Je trouvai, il y a quelques jours, dans une maison de campagne où j’étois allé, deux savants qui ont ici une grande célébrité. Leur caractère me parut admirable. La conversation du premier, bien appréciée, se réduisoit à ceci : Ce que j’ai dit est vrai, parce que je l’ai dit. La conversation du second portait sur autre chose : Ce que je n’ai pas dit n’est pas vrai, parce que je ne l’ai pas dit.

J’aimois assez le premier : car qu’un homme soit opiniâtre, cela ne me fait absolument rien ; mais qu’il soit impertinent, cela me fait beaucoup. Le premier défend ses opinions ; c’est son bien. Le second attaque les opinions des autres ; et c’est le bien de tout le monde.

Oh, mon cher Usbek, que la vanité sert mal ceux qui en ont une dose plus forte que celle qui est nécessaire pour la conservation de la nature ! Ces gens-là veulent être admirés à force de déplaire. Ils cherchent à être supérieurs, et ils ne sont pas seulement égaux.

Hommes modestes, venez, que je vous embrasse.
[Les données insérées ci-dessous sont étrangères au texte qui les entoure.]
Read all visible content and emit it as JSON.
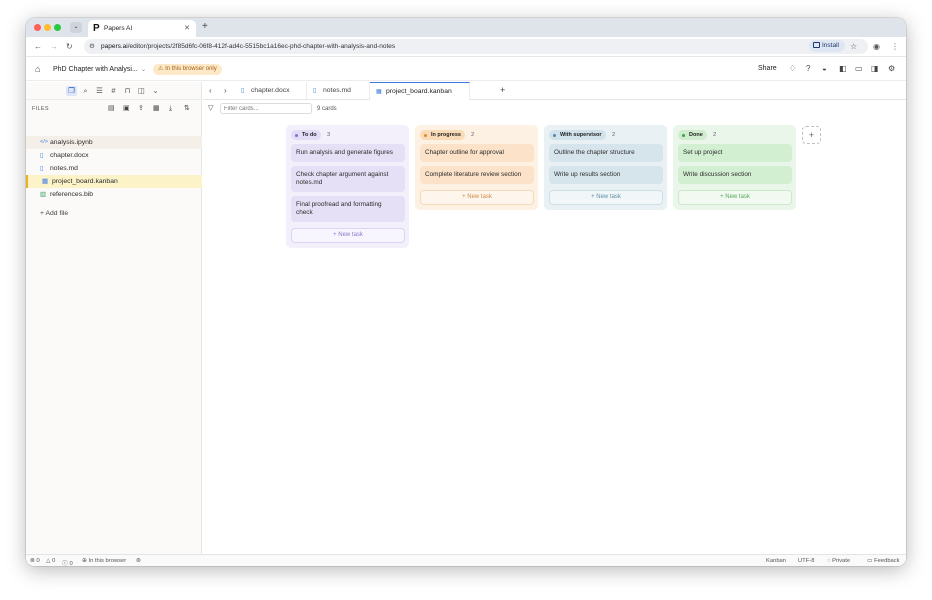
{
  "browser": {
    "tab_title": "Papers AI",
    "favicon": "P",
    "url_prefix": "",
    "url_host": "papers.ai",
    "url_path": "/editor/projects/2f85d6fc-06f8-412f-ad4c-5515bc1a16ec-phd-chapter-with-analysis-and-notes",
    "install_label": "Install"
  },
  "header": {
    "project_title": "PhD Chapter with Analysi...",
    "storage_badge": "In this browser only",
    "share_label": "Share"
  },
  "sidebar": {
    "files_label": "FILES",
    "add_file_label": "Add file",
    "files": [
      {
        "name": "analysis.ipynb",
        "icon": "code-icon",
        "color": "#3b7be0"
      },
      {
        "name": "chapter.docx",
        "icon": "document-icon",
        "color": "#3b7be0"
      },
      {
        "name": "notes.md",
        "icon": "document-icon",
        "color": "#3b7be0"
      },
      {
        "name": "project_board.kanban",
        "icon": "board-icon",
        "color": "#3b7be0"
      },
      {
        "name": "references.bib",
        "icon": "bib-icon",
        "color": "#2e9e5b"
      }
    ]
  },
  "editor_tabs": [
    {
      "label": "chapter.docx"
    },
    {
      "label": "notes.md"
    },
    {
      "label": "project_board.kanban"
    }
  ],
  "filter": {
    "placeholder": "Filter cards...",
    "count_label": "9 cards"
  },
  "board": {
    "new_task_label": "New task",
    "columns": [
      {
        "title": "To do",
        "count": "3",
        "bg": "#f3f0fc",
        "badge_bg": "#e3dcf7",
        "dot": "#8a6be0",
        "card_bg": "#e6e0f7",
        "btn_color": "#8d78c9",
        "btn_border": "#dcd4f2",
        "cards": [
          "Run analysis and generate figures",
          "Check chapter argument against notes.md",
          "Final proofread and formatting check"
        ]
      },
      {
        "title": "In progress",
        "count": "2",
        "bg": "#fdf1e4",
        "badge_bg": "#fadbb8",
        "dot": "#e08a2e",
        "card_bg": "#fbe2c8",
        "btn_color": "#d08a45",
        "btn_border": "#f6d9b9",
        "cards": [
          "Chapter outline for approval",
          "Complete literature review section"
        ]
      },
      {
        "title": "With supervisor",
        "count": "2",
        "bg": "#eaf1f4",
        "badge_bg": "#d2e2ea",
        "dot": "#4f8aa6",
        "card_bg": "#d6e5ec",
        "btn_color": "#5a8fa8",
        "btn_border": "#cfdfe7",
        "cards": [
          "Outline the chapter structure",
          "Write up results section"
        ]
      },
      {
        "title": "Done",
        "count": "2",
        "bg": "#eaf6ea",
        "badge_bg": "#cfeccf",
        "dot": "#3aa544",
        "card_bg": "#d3efd2",
        "btn_color": "#56a85d",
        "btn_border": "#cbe8ca",
        "cards": [
          "Set up project",
          "Write discussion section"
        ]
      }
    ]
  },
  "statusbar": {
    "errors": "0",
    "warnings": "0",
    "infos": "0",
    "location": "In this browser",
    "mode": "Kanban",
    "encoding": "UTF-8",
    "privacy": "Private",
    "feedback": "Feedback"
  }
}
Vous faites la douceur et le charme de la vie. Vous croyez que vous n’avez rien ; et moi je vous dis que vous avez tout. Vous pensez que vous n’humiliez personne ; et vous humiliez tout le monde. Et, quand je vous compare dans mon idée avec ces hommes absolus que je vois partout, je les précipite de leur tribunal, et je les mets à vos pieds.

De Paris, le 22 de la lune de Chahban, 1720.